Мария Андреевна оставила ухват, подошла к сыну, вгляделась в лицо.
— Ты чего надумал, Иван? — спросила с тревогой. — Или списали тебя с Красной Армии?
— Спишут, как же! — хмыкнул он. — Третий раз уж дырявют, а малость шкуру залижешь — и опять, айда на коня да за шашку.
— Соседи… браты твои что скажут, Иван? — Мария Андреевна всплеснула руками. — И Григорий, и Павло… письма ж поприсылали, про тебя спрашивают, как ты там?
— Чего про меня спрашивать, — хмурился, отворачивал лицо Колесников. — У каждого своя дорога. Они в армии не так давно, может, им это в охотку, а я шесть годов вшей кормил. Да и за что, главное? В старое время у нас и кони, и коровы, и земли сколько было. Хозяйство вон какое батько держал! А сейчас, при новой власти, где все это? Кому поотдавали?

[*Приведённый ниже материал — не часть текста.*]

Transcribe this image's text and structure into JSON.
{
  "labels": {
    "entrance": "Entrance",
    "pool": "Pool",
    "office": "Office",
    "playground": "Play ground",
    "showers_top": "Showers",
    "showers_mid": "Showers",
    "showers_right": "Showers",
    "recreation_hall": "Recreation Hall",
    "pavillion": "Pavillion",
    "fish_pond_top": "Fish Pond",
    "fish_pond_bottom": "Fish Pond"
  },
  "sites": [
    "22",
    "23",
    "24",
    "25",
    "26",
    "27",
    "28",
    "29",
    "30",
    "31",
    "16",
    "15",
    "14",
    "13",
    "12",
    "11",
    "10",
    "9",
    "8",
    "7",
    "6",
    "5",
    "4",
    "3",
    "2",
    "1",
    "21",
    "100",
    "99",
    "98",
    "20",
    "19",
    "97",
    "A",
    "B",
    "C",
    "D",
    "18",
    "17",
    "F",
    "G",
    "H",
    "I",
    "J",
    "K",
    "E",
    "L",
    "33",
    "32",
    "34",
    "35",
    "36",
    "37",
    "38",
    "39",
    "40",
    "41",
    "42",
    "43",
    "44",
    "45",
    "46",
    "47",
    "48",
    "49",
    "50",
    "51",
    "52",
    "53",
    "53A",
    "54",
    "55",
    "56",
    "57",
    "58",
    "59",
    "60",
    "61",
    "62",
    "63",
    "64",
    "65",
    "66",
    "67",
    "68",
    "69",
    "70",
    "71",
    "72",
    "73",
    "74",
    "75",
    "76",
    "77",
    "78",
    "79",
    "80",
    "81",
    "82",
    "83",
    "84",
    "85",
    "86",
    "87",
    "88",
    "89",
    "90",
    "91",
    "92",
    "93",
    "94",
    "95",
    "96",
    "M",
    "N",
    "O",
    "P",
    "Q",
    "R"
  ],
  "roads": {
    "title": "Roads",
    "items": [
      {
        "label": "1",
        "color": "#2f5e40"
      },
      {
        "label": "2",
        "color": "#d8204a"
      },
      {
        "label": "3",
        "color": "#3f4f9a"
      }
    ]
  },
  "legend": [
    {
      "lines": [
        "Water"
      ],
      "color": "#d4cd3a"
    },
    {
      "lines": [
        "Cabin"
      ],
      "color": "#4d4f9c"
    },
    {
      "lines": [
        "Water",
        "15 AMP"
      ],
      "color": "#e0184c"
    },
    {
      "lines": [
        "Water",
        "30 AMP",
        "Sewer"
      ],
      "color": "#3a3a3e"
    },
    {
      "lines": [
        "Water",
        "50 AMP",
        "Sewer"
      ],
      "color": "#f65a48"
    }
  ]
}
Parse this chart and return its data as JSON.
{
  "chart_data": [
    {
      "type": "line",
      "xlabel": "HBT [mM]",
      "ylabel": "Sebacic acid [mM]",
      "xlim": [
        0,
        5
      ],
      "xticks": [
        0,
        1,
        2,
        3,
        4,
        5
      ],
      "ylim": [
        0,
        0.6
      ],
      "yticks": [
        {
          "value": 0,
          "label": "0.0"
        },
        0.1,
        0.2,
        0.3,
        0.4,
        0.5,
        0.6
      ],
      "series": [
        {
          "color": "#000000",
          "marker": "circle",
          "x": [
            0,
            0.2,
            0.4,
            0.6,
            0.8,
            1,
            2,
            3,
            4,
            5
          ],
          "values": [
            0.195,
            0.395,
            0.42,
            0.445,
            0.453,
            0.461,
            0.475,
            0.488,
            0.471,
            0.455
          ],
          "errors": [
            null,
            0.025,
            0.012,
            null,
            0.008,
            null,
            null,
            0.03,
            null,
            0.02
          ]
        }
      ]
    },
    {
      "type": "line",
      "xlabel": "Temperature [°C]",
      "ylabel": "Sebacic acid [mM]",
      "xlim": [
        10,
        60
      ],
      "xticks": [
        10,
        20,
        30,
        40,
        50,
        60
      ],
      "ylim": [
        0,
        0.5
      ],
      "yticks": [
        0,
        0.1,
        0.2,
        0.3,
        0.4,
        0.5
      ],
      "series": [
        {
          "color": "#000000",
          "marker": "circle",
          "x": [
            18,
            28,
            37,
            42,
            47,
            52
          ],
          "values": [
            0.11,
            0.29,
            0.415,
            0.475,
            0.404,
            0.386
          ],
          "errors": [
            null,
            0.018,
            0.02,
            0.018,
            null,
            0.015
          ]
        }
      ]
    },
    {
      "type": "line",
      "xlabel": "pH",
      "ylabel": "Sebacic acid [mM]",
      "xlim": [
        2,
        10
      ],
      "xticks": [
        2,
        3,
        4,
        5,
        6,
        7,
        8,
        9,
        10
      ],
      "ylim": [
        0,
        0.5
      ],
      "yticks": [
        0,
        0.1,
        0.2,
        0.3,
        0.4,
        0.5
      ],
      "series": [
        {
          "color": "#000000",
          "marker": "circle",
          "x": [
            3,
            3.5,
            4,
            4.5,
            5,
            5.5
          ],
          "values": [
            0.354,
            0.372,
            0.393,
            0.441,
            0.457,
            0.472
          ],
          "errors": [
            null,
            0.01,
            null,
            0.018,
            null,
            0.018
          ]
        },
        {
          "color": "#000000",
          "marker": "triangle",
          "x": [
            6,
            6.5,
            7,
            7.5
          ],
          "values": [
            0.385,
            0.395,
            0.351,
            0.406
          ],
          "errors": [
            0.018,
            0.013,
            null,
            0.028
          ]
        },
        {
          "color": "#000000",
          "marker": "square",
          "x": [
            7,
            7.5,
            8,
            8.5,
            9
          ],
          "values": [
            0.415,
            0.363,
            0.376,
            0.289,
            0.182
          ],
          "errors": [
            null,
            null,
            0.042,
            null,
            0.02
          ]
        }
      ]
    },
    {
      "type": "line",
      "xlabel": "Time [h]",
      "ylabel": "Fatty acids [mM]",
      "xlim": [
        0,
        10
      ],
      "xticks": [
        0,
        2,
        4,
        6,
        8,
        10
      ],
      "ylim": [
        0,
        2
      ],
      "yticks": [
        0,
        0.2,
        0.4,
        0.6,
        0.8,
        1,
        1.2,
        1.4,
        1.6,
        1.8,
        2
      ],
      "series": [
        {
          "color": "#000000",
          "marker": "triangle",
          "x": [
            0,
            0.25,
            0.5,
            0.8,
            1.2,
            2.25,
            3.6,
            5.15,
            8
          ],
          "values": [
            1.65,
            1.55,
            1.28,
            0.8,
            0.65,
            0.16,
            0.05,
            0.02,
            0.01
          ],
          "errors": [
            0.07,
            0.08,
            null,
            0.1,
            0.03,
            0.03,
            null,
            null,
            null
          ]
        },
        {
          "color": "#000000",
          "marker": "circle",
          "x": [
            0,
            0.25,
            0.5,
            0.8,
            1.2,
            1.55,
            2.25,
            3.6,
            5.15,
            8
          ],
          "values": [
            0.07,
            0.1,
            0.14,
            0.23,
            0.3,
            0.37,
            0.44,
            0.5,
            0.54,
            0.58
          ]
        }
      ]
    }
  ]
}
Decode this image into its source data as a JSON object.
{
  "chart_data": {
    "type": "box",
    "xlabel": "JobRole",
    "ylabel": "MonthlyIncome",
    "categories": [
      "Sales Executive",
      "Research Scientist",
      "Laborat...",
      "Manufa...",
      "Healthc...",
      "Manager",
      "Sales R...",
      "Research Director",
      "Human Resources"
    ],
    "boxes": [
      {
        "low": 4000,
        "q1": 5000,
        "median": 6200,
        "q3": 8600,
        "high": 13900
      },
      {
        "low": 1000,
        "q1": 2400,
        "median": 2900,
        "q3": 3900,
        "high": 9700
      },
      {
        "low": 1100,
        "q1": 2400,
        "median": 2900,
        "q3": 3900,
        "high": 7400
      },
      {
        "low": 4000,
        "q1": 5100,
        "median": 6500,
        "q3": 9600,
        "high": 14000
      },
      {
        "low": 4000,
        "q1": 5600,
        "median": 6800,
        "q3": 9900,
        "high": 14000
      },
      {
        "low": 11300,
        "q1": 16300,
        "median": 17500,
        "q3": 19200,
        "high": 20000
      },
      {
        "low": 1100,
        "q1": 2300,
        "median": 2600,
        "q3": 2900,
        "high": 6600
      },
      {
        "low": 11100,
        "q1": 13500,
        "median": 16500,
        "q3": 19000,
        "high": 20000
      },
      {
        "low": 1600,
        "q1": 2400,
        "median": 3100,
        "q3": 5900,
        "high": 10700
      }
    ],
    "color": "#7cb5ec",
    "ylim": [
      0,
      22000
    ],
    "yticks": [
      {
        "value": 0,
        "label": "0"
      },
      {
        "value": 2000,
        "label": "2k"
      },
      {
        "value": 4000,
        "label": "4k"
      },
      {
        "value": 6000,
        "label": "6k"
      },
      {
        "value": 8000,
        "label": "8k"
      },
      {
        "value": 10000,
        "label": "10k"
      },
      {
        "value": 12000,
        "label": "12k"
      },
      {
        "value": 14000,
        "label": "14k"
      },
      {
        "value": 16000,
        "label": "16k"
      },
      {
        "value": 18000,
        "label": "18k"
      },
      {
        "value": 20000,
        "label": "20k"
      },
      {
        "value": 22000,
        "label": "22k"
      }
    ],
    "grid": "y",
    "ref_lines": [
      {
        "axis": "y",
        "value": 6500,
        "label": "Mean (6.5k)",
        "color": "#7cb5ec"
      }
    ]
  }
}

— Власть поддержать надо, сынок, — горестно вздохнула Мария Андреевна. — Вишь, тяжко-то как. Голод в нонешнем году, смута. Да и многие сейчас бедно живут.
— Лодыри — они всегда бедно жили! — вспылил Колесников. — А мы с батькой да с дедом, помню, от зари до зари землице кланялись, рук и горба не жалели. И все прахом пошло. Все! Воюй теперь неизвестно за что. Нашли дурака. Коммуны, социализм… Шо это такое?
Мария Андреевна не знала, что сказать сыну. Про коммуны эти она и сама толком не слыхала, сердцем чуяла в словах сына какую-то неправду, злость, но возразить ему не сумела.